Transportation officials and/or mayors representing the following cities have signed letters of endorsement for the Urban Street Design Guide: Arlington, Atlanta, Baltimore, Boston, Charlotte, Chattanooga, Chicago, Denver, Indianapolis, Louisville, New York, Oakland, Philadelphia, Phoenix, Portland, Salt Lake City, San Diego, San Francisco, Seattle, Somerville, and Tacoma. Further cementing their cities’ endorsement, the City Councils of both Austin and Hoboken passed resolutions supporting the Urban Street Design Guide. In a unanimous vote, Hoboken City Councilmembers agreed that the “NACTO Urban Street Design Guide employs best practices in designing urban streets that are safe, sustainable, resilient, multi-modal, and economically beneficial.” Austin City Council indicated that the Guide provides “important information and best practices to effectively propel Austin towards its goals of multi-modalism and placemaking, as laid out in the Imagine Austin Comprehensive Plan.”
In his letter of endorsement, San Francisco Transportation Director and NACTO President-Elect Ed Reiskin said, “The challenge for San Francisco’s streets to safely accommodate current and future residents, workers and visitors within limited space requires a unique approach. The Urban Street Design Guide is consistent with the goals outlined in San Francisco’s Better Streets Plan and Pedestrian Strategy, part of the City’s broader effort to make San Francisco the most walkable city in North America.”
Wylie Bearup, City of Phoenix Street Transportation Director and NACTO Secretary, noted the Guide’s applicability to cities in all stages of development. “The Guide’s real success is its ability to serve as a roadmap for revitalizing older streetscapes. Cities of all sizes grappling with the challenge of making the transition to a complete street design that is safe, comfortable and enjoyable for all users will be greatly aided by the Guide’s interim design strategies and exhaustive examination of all streetscape elements, from sidewalks and speed humps to best practices for planning intersections.”

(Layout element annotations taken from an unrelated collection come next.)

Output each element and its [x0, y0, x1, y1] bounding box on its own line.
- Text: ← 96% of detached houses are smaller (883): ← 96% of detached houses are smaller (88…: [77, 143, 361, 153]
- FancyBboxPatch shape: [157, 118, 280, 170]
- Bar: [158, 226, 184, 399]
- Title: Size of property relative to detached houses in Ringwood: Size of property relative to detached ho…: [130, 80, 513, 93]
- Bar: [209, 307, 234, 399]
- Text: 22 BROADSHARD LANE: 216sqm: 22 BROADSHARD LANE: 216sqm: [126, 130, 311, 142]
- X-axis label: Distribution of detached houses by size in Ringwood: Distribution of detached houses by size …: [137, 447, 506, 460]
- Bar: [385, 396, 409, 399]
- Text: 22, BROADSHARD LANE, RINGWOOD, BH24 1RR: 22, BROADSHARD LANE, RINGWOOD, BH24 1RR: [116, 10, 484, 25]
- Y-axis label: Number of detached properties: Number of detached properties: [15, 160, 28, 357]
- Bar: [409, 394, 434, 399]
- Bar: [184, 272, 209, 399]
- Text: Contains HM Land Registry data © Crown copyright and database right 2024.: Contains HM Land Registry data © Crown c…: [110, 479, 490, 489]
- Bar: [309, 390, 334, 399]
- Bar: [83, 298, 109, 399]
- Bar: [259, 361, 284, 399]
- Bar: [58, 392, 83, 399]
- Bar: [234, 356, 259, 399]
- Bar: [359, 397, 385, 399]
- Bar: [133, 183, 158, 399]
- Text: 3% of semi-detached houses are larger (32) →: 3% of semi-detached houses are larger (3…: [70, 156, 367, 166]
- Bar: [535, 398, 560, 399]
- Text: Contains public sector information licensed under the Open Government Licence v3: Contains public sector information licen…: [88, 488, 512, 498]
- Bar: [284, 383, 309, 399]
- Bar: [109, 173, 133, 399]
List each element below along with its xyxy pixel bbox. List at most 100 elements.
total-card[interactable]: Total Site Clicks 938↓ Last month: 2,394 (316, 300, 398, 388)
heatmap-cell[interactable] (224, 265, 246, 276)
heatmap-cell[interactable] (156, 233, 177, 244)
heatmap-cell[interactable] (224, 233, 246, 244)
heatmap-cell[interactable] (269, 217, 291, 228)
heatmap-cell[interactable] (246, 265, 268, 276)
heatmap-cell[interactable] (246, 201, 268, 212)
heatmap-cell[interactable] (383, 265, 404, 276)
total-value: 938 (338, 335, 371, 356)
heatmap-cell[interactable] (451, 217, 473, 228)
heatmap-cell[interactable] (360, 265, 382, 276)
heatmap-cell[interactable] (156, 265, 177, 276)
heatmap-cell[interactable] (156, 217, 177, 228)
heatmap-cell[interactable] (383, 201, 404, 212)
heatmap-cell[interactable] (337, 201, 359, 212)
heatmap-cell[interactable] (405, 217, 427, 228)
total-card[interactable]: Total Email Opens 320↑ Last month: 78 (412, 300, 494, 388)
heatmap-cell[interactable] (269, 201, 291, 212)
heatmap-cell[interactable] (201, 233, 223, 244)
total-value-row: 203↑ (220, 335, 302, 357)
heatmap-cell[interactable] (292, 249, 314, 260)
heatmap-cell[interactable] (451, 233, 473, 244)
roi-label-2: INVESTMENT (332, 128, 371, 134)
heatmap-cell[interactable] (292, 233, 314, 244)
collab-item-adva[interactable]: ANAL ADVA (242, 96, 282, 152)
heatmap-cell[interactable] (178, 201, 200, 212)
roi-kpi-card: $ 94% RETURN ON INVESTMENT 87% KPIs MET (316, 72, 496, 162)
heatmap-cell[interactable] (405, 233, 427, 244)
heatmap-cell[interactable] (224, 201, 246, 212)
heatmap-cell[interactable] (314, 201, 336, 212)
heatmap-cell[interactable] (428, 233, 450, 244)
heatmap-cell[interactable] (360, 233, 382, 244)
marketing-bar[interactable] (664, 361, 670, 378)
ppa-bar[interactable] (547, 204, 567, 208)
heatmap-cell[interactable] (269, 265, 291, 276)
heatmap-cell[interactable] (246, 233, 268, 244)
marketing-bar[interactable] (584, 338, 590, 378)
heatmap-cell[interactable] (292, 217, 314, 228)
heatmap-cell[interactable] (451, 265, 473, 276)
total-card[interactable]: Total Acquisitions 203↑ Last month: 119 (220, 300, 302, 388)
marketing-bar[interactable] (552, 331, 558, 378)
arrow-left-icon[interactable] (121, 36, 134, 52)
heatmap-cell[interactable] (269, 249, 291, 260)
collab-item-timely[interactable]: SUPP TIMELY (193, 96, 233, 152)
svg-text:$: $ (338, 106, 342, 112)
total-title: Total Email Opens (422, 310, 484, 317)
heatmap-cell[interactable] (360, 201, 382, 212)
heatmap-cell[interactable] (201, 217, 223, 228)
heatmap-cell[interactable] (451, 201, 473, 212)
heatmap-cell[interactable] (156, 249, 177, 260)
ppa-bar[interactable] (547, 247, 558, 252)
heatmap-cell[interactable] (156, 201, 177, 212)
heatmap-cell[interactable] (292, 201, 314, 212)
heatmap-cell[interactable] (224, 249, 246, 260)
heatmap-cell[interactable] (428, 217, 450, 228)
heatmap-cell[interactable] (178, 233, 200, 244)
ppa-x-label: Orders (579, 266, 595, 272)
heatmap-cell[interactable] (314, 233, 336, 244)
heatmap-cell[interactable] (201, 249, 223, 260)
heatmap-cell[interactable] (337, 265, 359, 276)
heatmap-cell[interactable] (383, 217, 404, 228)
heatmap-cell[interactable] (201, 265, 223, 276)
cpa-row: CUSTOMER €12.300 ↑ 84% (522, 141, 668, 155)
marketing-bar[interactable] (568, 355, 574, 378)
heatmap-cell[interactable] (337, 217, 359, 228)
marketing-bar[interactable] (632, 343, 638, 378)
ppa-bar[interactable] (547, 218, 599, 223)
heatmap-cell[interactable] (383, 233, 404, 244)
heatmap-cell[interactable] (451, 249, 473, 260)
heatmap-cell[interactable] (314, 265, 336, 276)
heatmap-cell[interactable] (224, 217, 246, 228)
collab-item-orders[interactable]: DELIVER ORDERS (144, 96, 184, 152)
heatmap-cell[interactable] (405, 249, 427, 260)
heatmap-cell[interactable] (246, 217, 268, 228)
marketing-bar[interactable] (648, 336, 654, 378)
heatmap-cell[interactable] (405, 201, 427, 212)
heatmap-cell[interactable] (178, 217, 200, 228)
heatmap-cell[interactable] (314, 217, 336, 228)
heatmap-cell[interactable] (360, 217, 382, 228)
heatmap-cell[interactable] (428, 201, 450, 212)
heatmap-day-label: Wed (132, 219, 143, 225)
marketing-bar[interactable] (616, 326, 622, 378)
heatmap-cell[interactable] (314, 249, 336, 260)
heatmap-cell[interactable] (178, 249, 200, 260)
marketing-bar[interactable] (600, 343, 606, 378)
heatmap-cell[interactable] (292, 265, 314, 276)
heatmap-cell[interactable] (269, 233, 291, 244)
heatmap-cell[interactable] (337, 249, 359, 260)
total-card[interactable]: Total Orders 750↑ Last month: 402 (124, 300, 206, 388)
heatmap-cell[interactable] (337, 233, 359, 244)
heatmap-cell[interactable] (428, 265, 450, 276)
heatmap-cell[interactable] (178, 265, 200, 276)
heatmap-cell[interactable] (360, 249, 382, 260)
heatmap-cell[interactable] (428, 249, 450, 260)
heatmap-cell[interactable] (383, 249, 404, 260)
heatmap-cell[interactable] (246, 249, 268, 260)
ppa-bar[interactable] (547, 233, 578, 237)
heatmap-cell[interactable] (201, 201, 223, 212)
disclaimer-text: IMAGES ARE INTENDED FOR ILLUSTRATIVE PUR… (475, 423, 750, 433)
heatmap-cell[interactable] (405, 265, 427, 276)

The endorsement campaign for the Urban Street Design Guide will run through May 1, 2014. Letters of endorsement and city council resolutions supporting the Guide are available on NACTO’s website at nacto.org/urban-street-design-guide-endorsement-campaign/. Cities, states and counties interested in endorsing the Guide should contact David Vega-Barachowitz, Director of the Designing Cities initiative, at email@example.com or 646.628.3337.
NACTO is an association of 30 US cities formed to exchange transportation ideas, insights and practices and cooperatively approach national transportation issues. Members include Atlanta, Baltimore, Boston, Charlotte, Chicago, Denver, Detroit, Houston, Los Angeles, Minneapolis, New York, Philadelphia, Phoenix, Portland, San Diego, San Francisco, Seattle and Washington, DC. Affiliate members of NACTO include Arlington (VA), Austin, Burlington (VT), Cambridge, Hoboken, Indianapolis, Louisville, Memphis, Oakland, Salt Lake City, Somerville (MA), and Ventura (CA).
Released in September 2013, NACTO Urban Street Design Guide (nacto.org/usdg) charts the principles and practices of the nation’s foremost engineers, planners, and designers working in cities today. A blueprint for designing 21st century streets, the Guide unveils the toolbox and the tactics cities use to make streets safer, more livable, and more economically vibrant. The Guide outlines both a clear vision for complete streets and a basic road map for how to bring them to fruition.